Neue Migranten, neuer Konsum? Der Migrant als Konsument in Alltagspraktiken in Deutschland und Frankreich

12. Oktober 2017 18:30 Uhr

Migrant_innen beginnen ihr neues Leben nicht ohne Vergangenheit und auch nicht ohne eigene Konsumgewohnheiten. Sie bringen Speisen, Zutaten, Rezepte, Schönheitsrituale, Pflegeprodukte und Kleidungsstile mit, die sich im Aufnahmeland verbreiten und die Konsumgewohnheiten der so genannten Mehrheitsbevölkerung verändern – oftmals angestoßen durch das Angebot migrantischer Unternehmer_innen.
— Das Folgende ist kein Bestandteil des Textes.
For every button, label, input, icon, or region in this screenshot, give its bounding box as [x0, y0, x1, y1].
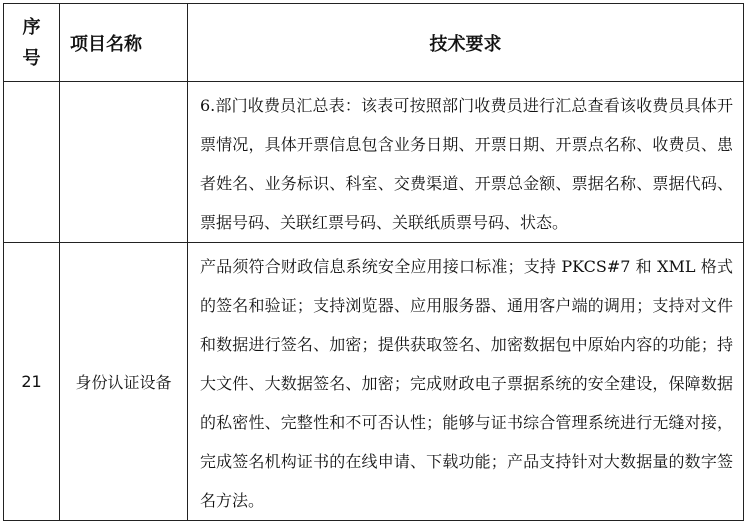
header-serial-number: 序 号	[4, 4, 60, 82]
row-serial-number	[4, 82, 60, 243]
row-item-name: 身份认证设备	[60, 243, 188, 521]
header-item-name: 项目名称	[60, 4, 188, 82]
row-requirements: 产品须符合财政信息系统安全应用接口标准；支持 PKCS#7 和 XML 格式的签名和验证；支持浏览器、应用服务器、通用客户端的调用；支持对文件和数据进行签名、加密；提供获取签名、加密数据包中原始内容的功能；持大文件、大数据签名、加密；完成财政电子票据系统的安全建设，保障数据的私密性、完整性和不可否认性；能够与证书综合管理系统进行无缝对接，完成签名机构证书的在线申请、下载功能；产品支持针对大数据量的数字签名方法。	[188, 243, 744, 521]
header-technical-requirements: 技术要求	[188, 4, 744, 82]
row-serial-number: 21	[4, 243, 60, 521]
table-row	[4, 82, 744, 243]
table-row	[4, 243, 744, 521]
row-requirements: 6.部门收费员汇总表：该表可按照部门收费员进行汇总查看该收费员具体开票情况，具体开票信息包含业务日期、开票日期、开票点名称、收费员、患者姓名、业务标识、科室、交费渠道、开票总金额、票据名称、票据代码、票据号码、关联红票号码、关联纸质票号码、状态。	[188, 82, 744, 243]
table-header-row	[4, 4, 744, 82]
spec-table	[3, 3, 744, 521]
row-item-name	[60, 82, 188, 243]
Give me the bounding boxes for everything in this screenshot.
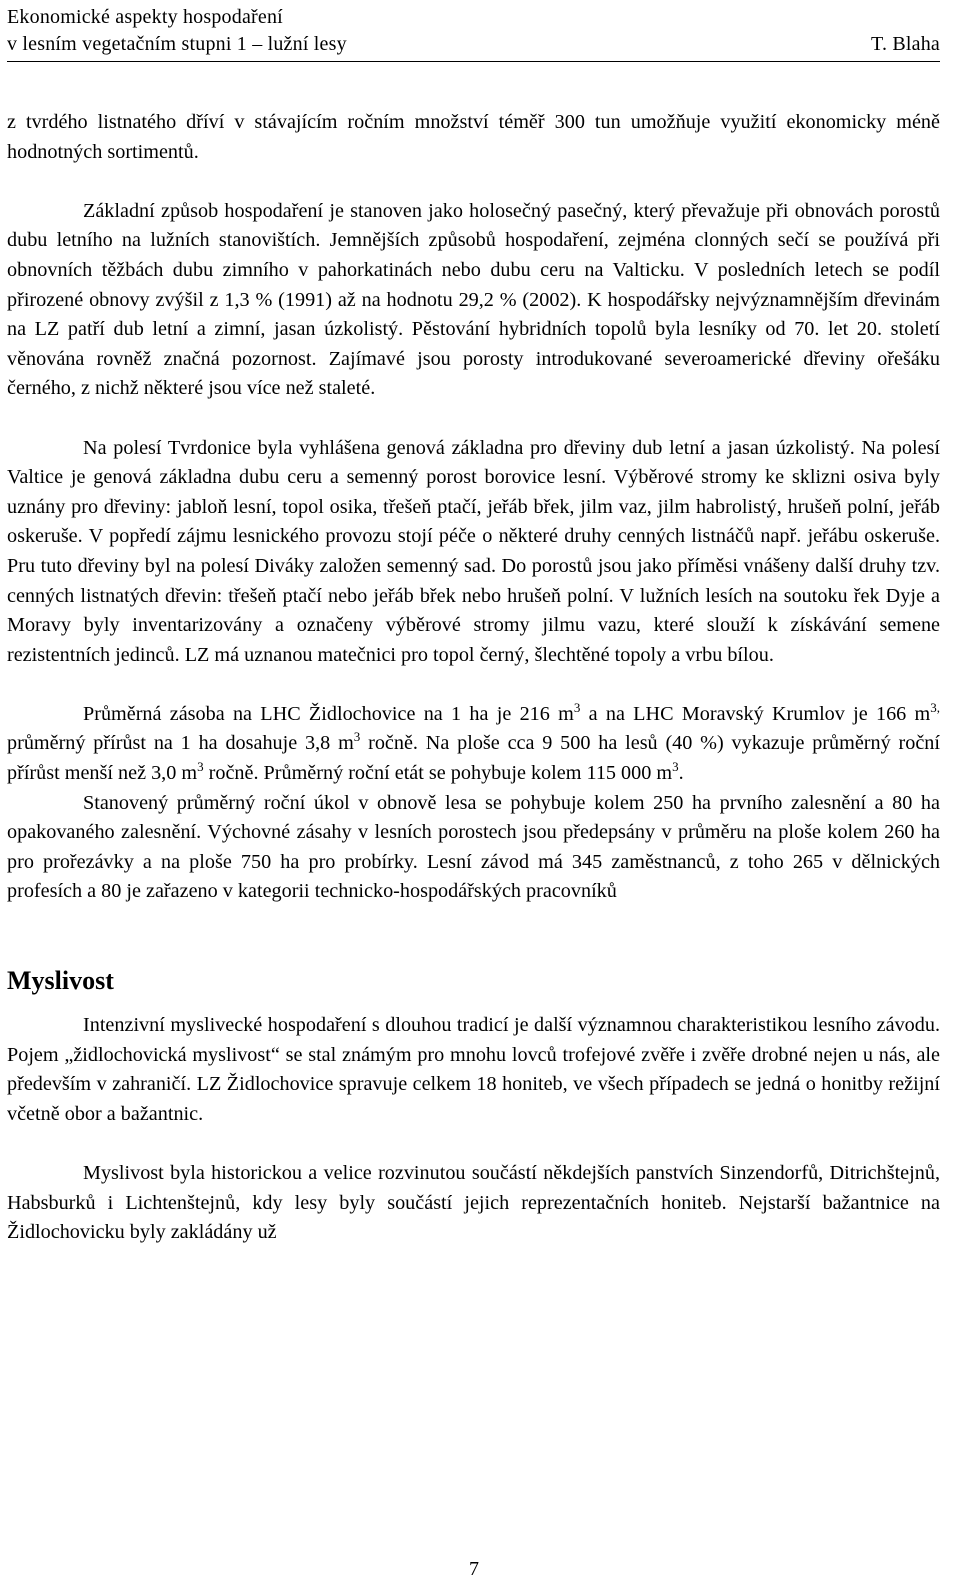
header-author: T. Blaha — [871, 33, 940, 55]
paragraph-hunting-intro: Intenzivní myslivecké hospodaření s dlouhou tradicí je další významnou charakteristikou lesního závodu. Pojem „židlochovická myslivost“ se stal známým pro mnohu lovců trofejové zvěře i zvěře drobné nejen u nás, ale především v zahraničí. LZ Židlochovice spravuje celkem 18 honiteb, ve všech případech se jedná o honitby režijní včetně obor a bažantnic. — [7, 1014, 940, 1125]
paragraph-continuation: z tvrdého listnatého dříví v stávajícím ročním množství téměř 300 tun umožňuje využití ekonomicky méně hodnotných sortimentů. — [7, 111, 940, 163]
paragraph-gene-bases: Na polesí Tvrdonice byla vyhlášena genová základna pro dřeviny dub letní a jasan úzkolistý. Na polesí Valtice je genová základna dubu ceru a semenný porost borovice lesní. Výběrové stromy ke sklizni osiva byly uznány pro dřeviny: jabloň lesní, topol osika, třešeň ptačí, jeřáb břek, jilm vaz, jilm habrolistý, hrušeň polní, jeřáb oskeruše. V popředí zájmu lesnického provozu stojí péče o některé druhy cenných listnáčů např. jeřábu oskeruše. Pru tuto dřeviny byl na polesí Diváky založen semenný sad. Do porostů jsou jako příměsi vnášeny další druhy tzv. cenných listnatých dřevin: třešeň ptačí nebo jeřáb břek nebo hrušeň polní. V lužních lesích na soutoku řek Dyje a Moravy byly inventarizovány a označeny výběrové stromy jilmu vazu, které slouží k získávání semene rezistentních jedinců. LZ má uznanou matečnici pro topol černý, šlechtěné topoly a vrbu bílou. — [7, 436, 940, 666]
page-number: 7 — [469, 1558, 479, 1580]
page-body — [7, 108, 940, 1248]
header-title-line1: Ekonomické aspekty hospodaření — [7, 6, 283, 28]
header-title-line2: v lesním vegetačním stupni 1 – lužní lesy — [7, 33, 347, 55]
section-heading: Myslivost — [7, 966, 114, 996]
paragraph-regeneration-tasks: Stanovený průměrný roční úkol v obnově lesa se pohybuje kolem 250 ha prvního zalesnění a 80 ha opakovaného zalesnění. Výchovné zásahy v lesních porostech jsou předepsány v průměru na ploše kolem 260 ha pro prořezávky a na ploše 750 ha pro probírky. Lesní závod má 345 zaměstnanců, z toho 265 v dělnických profesích a 80 je zařazeno v kategorii technicko-hospodářských pracovníků — [7, 791, 940, 903]
paragraph-hunting-history: Myslivost byla historickou a velice rozvinutou součástí někdejších panstvích Sinzendorfů, Ditrichštejnů, Habsburků i Lichtenštejnů, kdy lesy byly součástí jejich reprezentačních honiteb. Nejstarší bažantnice na Židlochovicku byly zakládány už — [7, 1162, 940, 1244]
header-rule — [7, 61, 940, 62]
paragraph-management: Základní způsob hospodaření je stanoven jako holosečný pasečný, který převažuje při obnovách porostů dubu letního na lužních stanovištích. Jemnějších způsobů hospodaření, zejména clonných sečí se používá při obnovních těžbách dubu zimního v pahorkatinách nebo dubu ceru na Valticku. V posledních letech se podíl přirozené obnovy zvýšil z 1,3 % (1991) až na hodnotu 29,2 % (2002). K hospodářsky nejvýznamnějším dřevinám na LZ patří dub letní a zimní, jasan úzkolistý. Pěstování hybridních topolů byla lesníky od 70. let 20. století věnována rovněž značná pozornost. Zajímavé jsou porosty introdukované severoamerické dřeviny ořešáku černého, z nichž některé jsou více než staleté. — [7, 199, 940, 400]
paragraph-growing-stock: Průměrná zásoba na LHC Židlochovice na 1 ha je 216 $m^3$ a na LHC Moravský Krumlov je 166 $m^{3,}$ průměrný přírůst na 1 ha dosahuje 3,8 $m^3$ ročně. Na ploše cca 9 500 ha lesů (40 %) vykazuje průměrný roční přírůst menší než 3,0 $m^3$ ročně. Průměrný roční etát se pohybuje kolem 115 000 $m^3$. — [7, 699, 940, 785]
running-header — [7, 4, 940, 58]
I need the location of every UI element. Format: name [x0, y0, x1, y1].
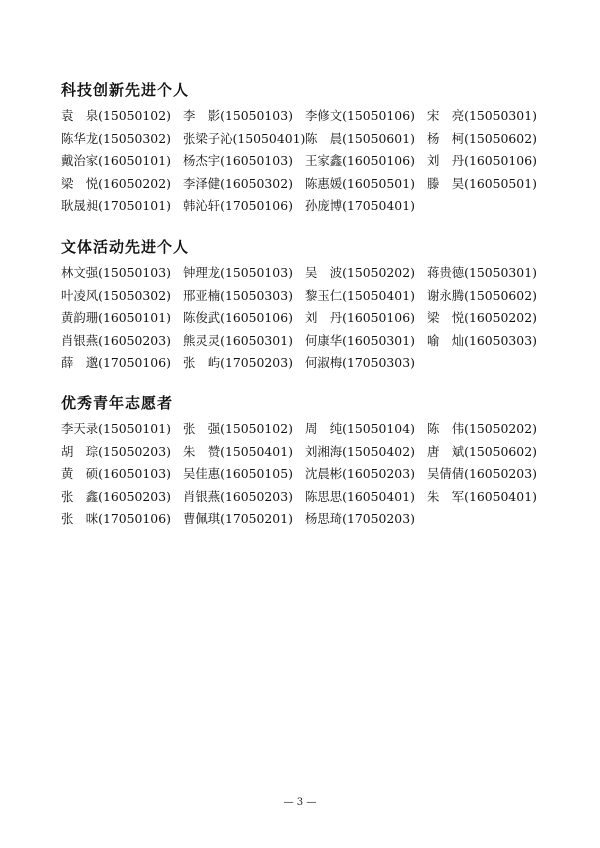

Die Podiumsdiskussion widmet sich in deutsch-französischer Perspektive diesen neuen Einflüssen auf den Alltagskonsum und den durch sie bedingten Veränderungen der französischen und deutschen Gesellschaft, die beide stark von Migration geprägt und durch diese strukturiert werden. 

Mit: François Héran (INED) und Wolfgang Kaschuba (Berliner Instituts für Migrations- und Integrationsforschung (BIM-HU).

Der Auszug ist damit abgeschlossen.